Embora alguns dos pontos de vista de Dugin possam se assemelhar superficialmente aos do presidente da Rússia – especialmente porque os últimos são frequentemente interpretados pela mídia ocidental, pintando-o como um radical de extrema-direita ou extrema-esquerda –, uma inspeção mais detalhada revela diferenças cruciais e narrativas.
Por um lado, Putin não é socialista, e as políticas do governo russo foram firmemente enraizadas nos princípios do livre mercado ao longo de seu mandato.
Em segundo lugar, ao contrário de Dugin, que sustenta a URSS em um pedestal como uma expressão do "sonho russo", e que elogiou longamente Vladimir Lenin e Joseph Stalin, Putin se distanciou da URSS e criticou consistentemente as políticas dos bolcheviques, especialmente Lenin, culpando o revolucionário pelas "bombas-relógio" que ele diz terem sido colocadas sob a Rússia, que teriam culminado na destruição da União Soviética.
Putin, ao contrário de Dugin, não defendeu uma abordagem "eurasianista" das relações com os vizinhos da Rússia, rejeitando a visão deste último de um império que se estende do Extremo Oriente às costas do Atlântico em favor de laços comerciais e econômicos estreitos com a União Europeia (UE).
Longe de ser um leal ou porta-voz do Kremlin, Dugin critica regularmente Putin e o governo russo sobre o que ele considera suas deficiências.
Em 2014, Dugin pediu uma linha mais dura na crise no Donbass, enquanto Moscou buscava chegar a um acordo negociado, com suas críticas contribuindo para sua demissão de seu cargo de professor na Universidade Estadual de Moscou no mesmo ano.
Dugin também atacou as elites da Rússia por sua natureza excessivamente fragmentada e suscetibilidade à influência ocidental.
Em uma entrevista de 2019, Dugin elogiou Putin por "salvar a Rússia", mas acrescentou que achava que “nenhum de seus sucessos atingiu um ponto de irreversibilidade".

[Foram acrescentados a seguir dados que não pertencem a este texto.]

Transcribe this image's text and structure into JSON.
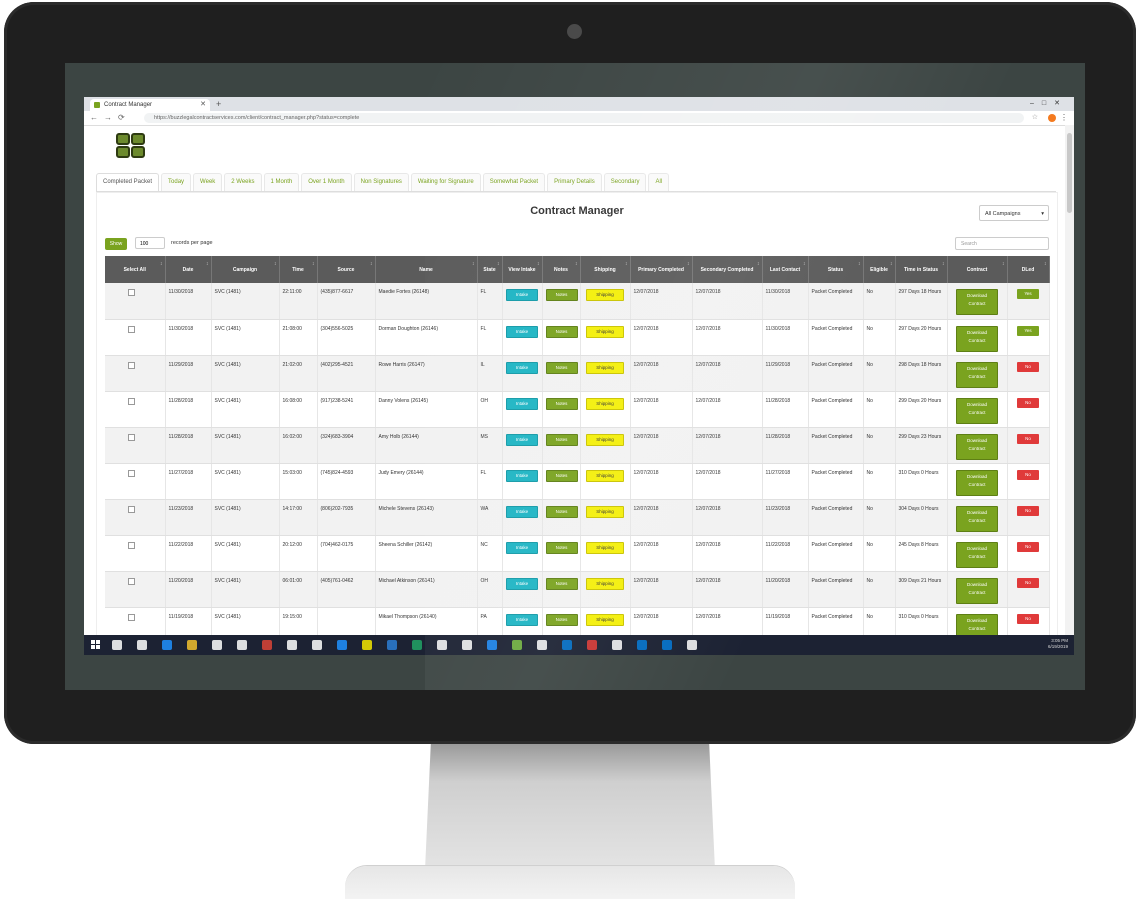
{
  "browser": {
    "tab_title": "Contract Manager",
    "url": "https://buzzlegalcontractservices.com/client/contract_manager.php?status=complete"
  },
  "page_tabs": [
    {
      "label": "Completed Packet",
      "active": true
    },
    {
      "label": "Today"
    },
    {
      "label": "Week"
    },
    {
      "label": "2 Weeks"
    },
    {
      "label": "1 Month"
    },
    {
      "label": "Over 1 Month"
    },
    {
      "label": "Non Signatures"
    },
    {
      "label": "Waiting for Signature"
    },
    {
      "label": "Somewhat Packet"
    },
    {
      "label": "Primary Details"
    },
    {
      "label": "Secondary"
    },
    {
      "label": "All"
    }
  ],
  "main": {
    "title": "Contract Manager",
    "campaign_filter": "All Campaigns",
    "show_button": "Show",
    "per_page_value": "100",
    "per_page_label": "records per page",
    "search_placeholder": "Search"
  },
  "table": {
    "headers": [
      "Select All",
      "Date",
      "Campaign",
      "Time",
      "Source",
      "Name",
      "State",
      "View Intake",
      "Notes",
      "Shipping",
      "Primary Completed",
      "Secondary Completed",
      "Last Contact",
      "Status",
      "Eligible",
      "Time in Status",
      "Contract",
      "DLed"
    ],
    "button_labels": {
      "intake": "Intake",
      "notes": "Notes",
      "shipping": "Shipping",
      "download": "Download Contract",
      "yes": "Yes",
      "no": "No"
    },
    "rows": [
      {
        "date": "11/30/2018",
        "campaign": "SVC (1481)",
        "time": "22:11:00",
        "source": "(435)877-6617",
        "name": "Maedie Fortes (26148)",
        "state": "FL",
        "primary": "12/07/2018",
        "secondary": "12/07/2018",
        "last": "11/30/2018",
        "status": "Packet Completed",
        "eligible": "No",
        "tis": "297 Days 18 Hours",
        "dled": "Yes"
      },
      {
        "date": "11/30/2018",
        "campaign": "SVC (1481)",
        "time": "21:08:00",
        "source": "(304)556-5025",
        "name": "Dorman Doughton (26146)",
        "state": "FL",
        "primary": "12/07/2018",
        "secondary": "12/07/2018",
        "last": "11/30/2018",
        "status": "Packet Completed",
        "eligible": "No",
        "tis": "297 Days 20 Hours",
        "dled": "Yes"
      },
      {
        "date": "11/29/2018",
        "campaign": "SVC (1481)",
        "time": "21:02:00",
        "source": "(402)295-4521",
        "name": "Rowe Harris (26147)",
        "state": "IL",
        "primary": "12/07/2018",
        "secondary": "12/07/2018",
        "last": "11/29/2018",
        "status": "Packet Completed",
        "eligible": "No",
        "tis": "298 Days 18 Hours",
        "dled": "No"
      },
      {
        "date": "11/28/2018",
        "campaign": "SVC (1481)",
        "time": "16:08:00",
        "source": "(917)238-5241",
        "name": "Danny Volens (26145)",
        "state": "OH",
        "primary": "12/07/2018",
        "secondary": "12/07/2018",
        "last": "11/28/2018",
        "status": "Packet Completed",
        "eligible": "No",
        "tis": "299 Days 20 Hours",
        "dled": "No"
      },
      {
        "date": "11/28/2018",
        "campaign": "SVC (1481)",
        "time": "16:02:00",
        "source": "(324)683-3904",
        "name": "Amy Holb (26144)",
        "state": "MS",
        "primary": "12/07/2018",
        "secondary": "12/07/2018",
        "last": "11/28/2018",
        "status": "Packet Completed",
        "eligible": "No",
        "tis": "299 Days 23 Hours",
        "dled": "No"
      },
      {
        "date": "11/27/2018",
        "campaign": "SVC (1481)",
        "time": "15:03:00",
        "source": "(745)824-4593",
        "name": "Judy Emery (26144)",
        "state": "FL",
        "primary": "12/07/2018",
        "secondary": "12/07/2018",
        "last": "11/27/2018",
        "status": "Packet Completed",
        "eligible": "No",
        "tis": "310 Days 0 Hours",
        "dled": "No"
      },
      {
        "date": "11/23/2018",
        "campaign": "SVC (1481)",
        "time": "14:17:00",
        "source": "(806)202-7935",
        "name": "Michele Stevens (26143)",
        "state": "WA",
        "primary": "12/07/2018",
        "secondary": "12/07/2018",
        "last": "11/23/2018",
        "status": "Packet Completed",
        "eligible": "No",
        "tis": "304 Days 0 Hours",
        "dled": "No"
      },
      {
        "date": "11/22/2018",
        "campaign": "SVC (1481)",
        "time": "20:12:00",
        "source": "(704)462-0175",
        "name": "Sheena Schiller (26142)",
        "state": "NC",
        "primary": "12/07/2018",
        "secondary": "12/07/2018",
        "last": "11/22/2018",
        "status": "Packet Completed",
        "eligible": "No",
        "tis": "245 Days 8 Hours",
        "dled": "No"
      },
      {
        "date": "11/20/2018",
        "campaign": "SVC (1481)",
        "time": "06:01:00",
        "source": "(405)761-0462",
        "name": "Michael Atkinson (26141)",
        "state": "OH",
        "primary": "12/07/2018",
        "secondary": "12/07/2018",
        "last": "11/20/2018",
        "status": "Packet Completed",
        "eligible": "No",
        "tis": "309 Days 21 Hours",
        "dled": "No"
      },
      {
        "date": "11/19/2018",
        "campaign": "SVC (1481)",
        "time": "19:15:00",
        "source": "",
        "name": "Mikael Thompson (26140)",
        "state": "PA",
        "primary": "12/07/2018",
        "secondary": "12/07/2018",
        "last": "11/19/2018",
        "status": "Packet Completed",
        "eligible": "No",
        "tis": "310 Days 0 Hours",
        "dled": "No"
      }
    ]
  },
  "taskbar": {
    "clock_time": "3:05 PM",
    "clock_date": "6/19/2019",
    "icon_colors": [
      "#ffffff",
      "#ffffff",
      "#1e90ff",
      "#f2c12e",
      "#ffffff",
      "#ffffff",
      "#db4437",
      "#ffffff",
      "#ffffff",
      "#1e90ff",
      "#f2e600",
      "#2b7cd3",
      "#21a366",
      "#ffffff",
      "#ffffff",
      "#1e90ff",
      "#7ac143",
      "#ffffff",
      "#0078d7",
      "#e53935",
      "#ffffff",
      "#0078d7",
      "#0078d7",
      "#ffffff"
    ]
  }
}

Já em outra entrevista de 2015, Dugin revelou que não conhecia o presidente da Rússia pessoalmente, não tinha influência sobre ele e nunca recebeu resposta a nenhuma das cartas que enviou ao presidente.
Se não é o 'Cérebro de Putin', então quem ele é?
Dugin não é o "cérebro de Putin", tampouco seu assessor, conselheiro secreto ou mentor.
O que ele é é um importante intelectual russo, filósofo político e pensador contemporâneo que ganhou destaque durante os anos turbulentos do colapso da URSS e conseguiu permanecer política e publicamente relevante por mais de 30 anos, além de manter uma vasta produção acadêmica.